The only commissioner who voted against the repeal, Alvin Burke, was adamant the law was passed not “to target our young black men, but to uplift our young black men.”
“As of today, we still have our young men walking around with saggy, baggy pants,” Burke added. “If y’all see fit to do away with it and just continue to let our young black men walk around into our buildings like that … then so be it.”
The passing of the repeal comes in the wake of the ongoing protests against racial discrimination and excessive police use of deadly force that was spurred by recent happenings including the death of George Floyd. Over the past few months, activists have been calling for sweeping reforms to end systemic racism in the United States.
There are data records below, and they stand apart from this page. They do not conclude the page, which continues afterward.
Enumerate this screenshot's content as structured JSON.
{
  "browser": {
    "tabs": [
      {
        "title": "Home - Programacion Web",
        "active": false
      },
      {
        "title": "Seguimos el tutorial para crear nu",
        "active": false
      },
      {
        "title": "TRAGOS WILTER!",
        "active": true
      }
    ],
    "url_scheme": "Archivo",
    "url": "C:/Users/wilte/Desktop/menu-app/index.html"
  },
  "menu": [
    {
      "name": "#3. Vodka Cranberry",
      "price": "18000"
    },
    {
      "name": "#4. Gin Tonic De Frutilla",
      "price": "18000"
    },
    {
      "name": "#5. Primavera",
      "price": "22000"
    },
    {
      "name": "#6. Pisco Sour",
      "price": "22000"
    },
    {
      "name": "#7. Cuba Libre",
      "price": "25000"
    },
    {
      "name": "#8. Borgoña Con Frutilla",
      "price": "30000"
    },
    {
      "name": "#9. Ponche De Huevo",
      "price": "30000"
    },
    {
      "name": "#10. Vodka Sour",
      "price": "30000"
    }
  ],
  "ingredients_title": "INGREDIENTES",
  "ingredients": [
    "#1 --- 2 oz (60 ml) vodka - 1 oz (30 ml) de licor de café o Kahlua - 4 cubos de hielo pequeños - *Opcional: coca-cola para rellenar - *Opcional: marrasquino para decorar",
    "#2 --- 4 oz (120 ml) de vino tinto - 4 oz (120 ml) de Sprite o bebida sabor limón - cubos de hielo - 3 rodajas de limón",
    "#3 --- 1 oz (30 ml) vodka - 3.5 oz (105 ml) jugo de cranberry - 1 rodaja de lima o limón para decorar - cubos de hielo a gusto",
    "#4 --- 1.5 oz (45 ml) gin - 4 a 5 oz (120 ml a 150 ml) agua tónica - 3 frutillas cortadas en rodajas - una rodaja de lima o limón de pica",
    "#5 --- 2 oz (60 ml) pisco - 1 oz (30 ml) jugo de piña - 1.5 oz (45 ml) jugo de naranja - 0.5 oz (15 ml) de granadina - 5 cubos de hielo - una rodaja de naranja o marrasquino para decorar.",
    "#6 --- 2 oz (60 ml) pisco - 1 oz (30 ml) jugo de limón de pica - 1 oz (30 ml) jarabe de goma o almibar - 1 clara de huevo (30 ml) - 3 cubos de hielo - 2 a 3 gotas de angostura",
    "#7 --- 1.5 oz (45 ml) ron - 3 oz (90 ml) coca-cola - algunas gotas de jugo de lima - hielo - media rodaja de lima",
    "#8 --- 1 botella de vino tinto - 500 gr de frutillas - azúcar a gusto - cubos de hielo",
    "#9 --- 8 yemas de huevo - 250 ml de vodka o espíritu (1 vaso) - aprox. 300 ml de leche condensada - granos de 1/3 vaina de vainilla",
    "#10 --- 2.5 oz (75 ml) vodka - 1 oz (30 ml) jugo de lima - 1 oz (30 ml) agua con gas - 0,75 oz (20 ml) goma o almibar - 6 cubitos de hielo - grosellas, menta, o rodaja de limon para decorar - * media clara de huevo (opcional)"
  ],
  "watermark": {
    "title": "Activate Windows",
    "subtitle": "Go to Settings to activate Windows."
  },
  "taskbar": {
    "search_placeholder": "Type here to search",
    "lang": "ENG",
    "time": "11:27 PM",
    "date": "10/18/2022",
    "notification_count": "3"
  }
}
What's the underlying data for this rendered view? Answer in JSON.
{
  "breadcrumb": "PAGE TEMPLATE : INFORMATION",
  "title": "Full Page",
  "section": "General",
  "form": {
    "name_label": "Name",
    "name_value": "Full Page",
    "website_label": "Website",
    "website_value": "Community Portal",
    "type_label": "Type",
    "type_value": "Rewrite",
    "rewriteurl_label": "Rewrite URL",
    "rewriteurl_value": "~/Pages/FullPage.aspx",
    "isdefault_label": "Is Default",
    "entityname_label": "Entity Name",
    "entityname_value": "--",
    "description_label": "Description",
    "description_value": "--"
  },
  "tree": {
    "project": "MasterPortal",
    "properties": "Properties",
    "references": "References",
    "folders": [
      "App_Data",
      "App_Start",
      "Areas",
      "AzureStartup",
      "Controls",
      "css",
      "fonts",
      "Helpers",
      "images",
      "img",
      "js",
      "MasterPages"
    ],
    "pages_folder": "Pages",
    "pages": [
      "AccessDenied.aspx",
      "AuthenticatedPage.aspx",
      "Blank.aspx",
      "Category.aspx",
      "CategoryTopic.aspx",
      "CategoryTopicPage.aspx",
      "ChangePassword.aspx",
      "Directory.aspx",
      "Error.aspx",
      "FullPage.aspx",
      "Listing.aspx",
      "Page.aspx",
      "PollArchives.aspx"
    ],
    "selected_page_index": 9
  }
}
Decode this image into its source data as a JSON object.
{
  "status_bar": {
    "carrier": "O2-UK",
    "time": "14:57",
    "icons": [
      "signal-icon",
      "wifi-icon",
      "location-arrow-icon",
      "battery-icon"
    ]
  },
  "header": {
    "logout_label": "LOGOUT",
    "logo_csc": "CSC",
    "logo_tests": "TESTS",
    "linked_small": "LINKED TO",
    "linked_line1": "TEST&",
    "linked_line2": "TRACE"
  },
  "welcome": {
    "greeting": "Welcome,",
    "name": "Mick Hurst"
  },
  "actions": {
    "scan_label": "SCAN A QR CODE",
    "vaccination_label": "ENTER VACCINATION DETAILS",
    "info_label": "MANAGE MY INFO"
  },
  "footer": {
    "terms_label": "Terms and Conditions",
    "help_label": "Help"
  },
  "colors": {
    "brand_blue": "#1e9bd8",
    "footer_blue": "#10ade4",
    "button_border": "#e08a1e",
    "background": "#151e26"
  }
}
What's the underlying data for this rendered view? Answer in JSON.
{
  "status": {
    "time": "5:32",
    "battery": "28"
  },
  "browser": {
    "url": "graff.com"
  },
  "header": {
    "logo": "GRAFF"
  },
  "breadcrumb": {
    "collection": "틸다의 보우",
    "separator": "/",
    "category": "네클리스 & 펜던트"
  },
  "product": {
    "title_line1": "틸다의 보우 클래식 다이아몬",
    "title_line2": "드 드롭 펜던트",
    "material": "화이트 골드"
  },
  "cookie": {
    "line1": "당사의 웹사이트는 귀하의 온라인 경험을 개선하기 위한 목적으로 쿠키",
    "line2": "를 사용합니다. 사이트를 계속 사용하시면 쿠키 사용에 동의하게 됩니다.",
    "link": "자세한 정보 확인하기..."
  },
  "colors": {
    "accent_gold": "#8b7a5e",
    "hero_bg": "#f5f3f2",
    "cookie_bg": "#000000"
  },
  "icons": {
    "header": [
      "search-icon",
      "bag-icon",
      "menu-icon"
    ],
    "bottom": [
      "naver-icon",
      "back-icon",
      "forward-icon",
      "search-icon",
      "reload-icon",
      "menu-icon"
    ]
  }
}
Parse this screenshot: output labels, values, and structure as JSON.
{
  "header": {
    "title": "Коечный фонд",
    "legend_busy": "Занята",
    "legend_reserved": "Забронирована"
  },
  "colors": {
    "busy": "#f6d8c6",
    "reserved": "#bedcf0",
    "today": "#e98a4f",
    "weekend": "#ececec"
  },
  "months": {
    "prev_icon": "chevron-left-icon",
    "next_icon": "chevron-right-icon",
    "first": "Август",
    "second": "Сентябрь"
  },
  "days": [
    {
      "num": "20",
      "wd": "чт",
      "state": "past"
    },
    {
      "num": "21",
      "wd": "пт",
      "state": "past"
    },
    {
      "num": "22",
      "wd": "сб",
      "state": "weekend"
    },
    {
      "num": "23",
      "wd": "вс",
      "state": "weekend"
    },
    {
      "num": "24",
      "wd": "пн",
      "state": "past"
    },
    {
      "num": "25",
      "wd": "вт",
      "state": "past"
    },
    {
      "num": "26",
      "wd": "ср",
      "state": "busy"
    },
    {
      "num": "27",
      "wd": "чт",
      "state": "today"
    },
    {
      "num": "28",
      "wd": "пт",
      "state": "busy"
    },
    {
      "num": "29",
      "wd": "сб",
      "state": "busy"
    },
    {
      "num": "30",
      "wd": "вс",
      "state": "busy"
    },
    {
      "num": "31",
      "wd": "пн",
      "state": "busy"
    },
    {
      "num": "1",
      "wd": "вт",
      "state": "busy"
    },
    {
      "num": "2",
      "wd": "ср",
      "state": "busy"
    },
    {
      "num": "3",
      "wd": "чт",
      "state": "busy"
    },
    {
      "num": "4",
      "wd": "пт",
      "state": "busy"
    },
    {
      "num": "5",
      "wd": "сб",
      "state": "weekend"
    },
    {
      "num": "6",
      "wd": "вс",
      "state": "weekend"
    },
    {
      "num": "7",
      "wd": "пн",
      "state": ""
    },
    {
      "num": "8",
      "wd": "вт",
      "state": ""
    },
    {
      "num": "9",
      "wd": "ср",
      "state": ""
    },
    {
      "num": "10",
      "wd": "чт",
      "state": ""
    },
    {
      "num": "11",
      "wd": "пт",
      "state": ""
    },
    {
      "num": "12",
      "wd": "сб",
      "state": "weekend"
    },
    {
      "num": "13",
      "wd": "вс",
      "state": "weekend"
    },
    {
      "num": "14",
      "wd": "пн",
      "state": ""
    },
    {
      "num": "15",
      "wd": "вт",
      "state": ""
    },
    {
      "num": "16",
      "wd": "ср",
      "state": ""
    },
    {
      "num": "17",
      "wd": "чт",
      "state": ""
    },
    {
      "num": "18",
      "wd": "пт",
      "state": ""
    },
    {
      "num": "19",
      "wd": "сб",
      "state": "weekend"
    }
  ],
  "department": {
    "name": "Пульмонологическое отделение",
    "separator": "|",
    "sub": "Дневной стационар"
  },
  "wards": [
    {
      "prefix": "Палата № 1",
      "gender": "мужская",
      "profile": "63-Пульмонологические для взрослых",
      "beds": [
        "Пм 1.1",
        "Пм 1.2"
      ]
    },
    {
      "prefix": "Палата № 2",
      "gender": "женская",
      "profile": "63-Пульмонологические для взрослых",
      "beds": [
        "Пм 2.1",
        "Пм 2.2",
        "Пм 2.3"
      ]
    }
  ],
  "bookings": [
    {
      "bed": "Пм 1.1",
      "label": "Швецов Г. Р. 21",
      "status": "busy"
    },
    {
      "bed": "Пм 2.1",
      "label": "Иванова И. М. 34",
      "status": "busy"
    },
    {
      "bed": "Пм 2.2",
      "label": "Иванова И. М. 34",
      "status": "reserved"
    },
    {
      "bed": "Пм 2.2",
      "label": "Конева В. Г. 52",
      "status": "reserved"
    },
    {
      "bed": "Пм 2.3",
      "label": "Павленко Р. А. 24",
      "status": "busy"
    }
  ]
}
“What better climate to do it in than the one that’s going on around the country centered on police reform and just looking at ways that we can make our public services more equitable,” Davis said.
In a statement to the Miami Herald, the ACLU of Florida welcomed the repeal. The organization had previously condemned the 2007 legislation, calling it a “ridiculous waste of public resources” that would “impose overly harsh penalties for victimless behavior” with African Americans bearing the brunt.
“Criminalizing the way someone wears their clothing serves no one. Similar ordinances have been pursued across the country and have only yielded heightened racial profiling by police and increased racial disparities in the criminal justice system,” the statement approving the repeal, said.
“It is an affront to the constitutional principles of fairness, free expression, and due process of law,” the group added. “We’re glad the commissioners voted to repeal this ordinance. Our local leaders should be looking at ways to end discriminatory practices, not embolden them.”
About 58% of Miami-Dade’s population is Black, Miami Herald reports.
“Since its inception, this law disproportionately affected certain segments of our population, including Black and brown men and women,” a statement from the city said, according to CNN. “The Commission agreed to repeal the law opting for a less aggressive approach of educating our constituents to encourage proper dress.”
Davis also told CNN: “You can’t pass a law to target any segment of a population. It has to be equitable. In Opa-locka, we’re a predominately African-American and Hispanic community. When you pass laws like that, they can seem predatory if not carefully implemented.”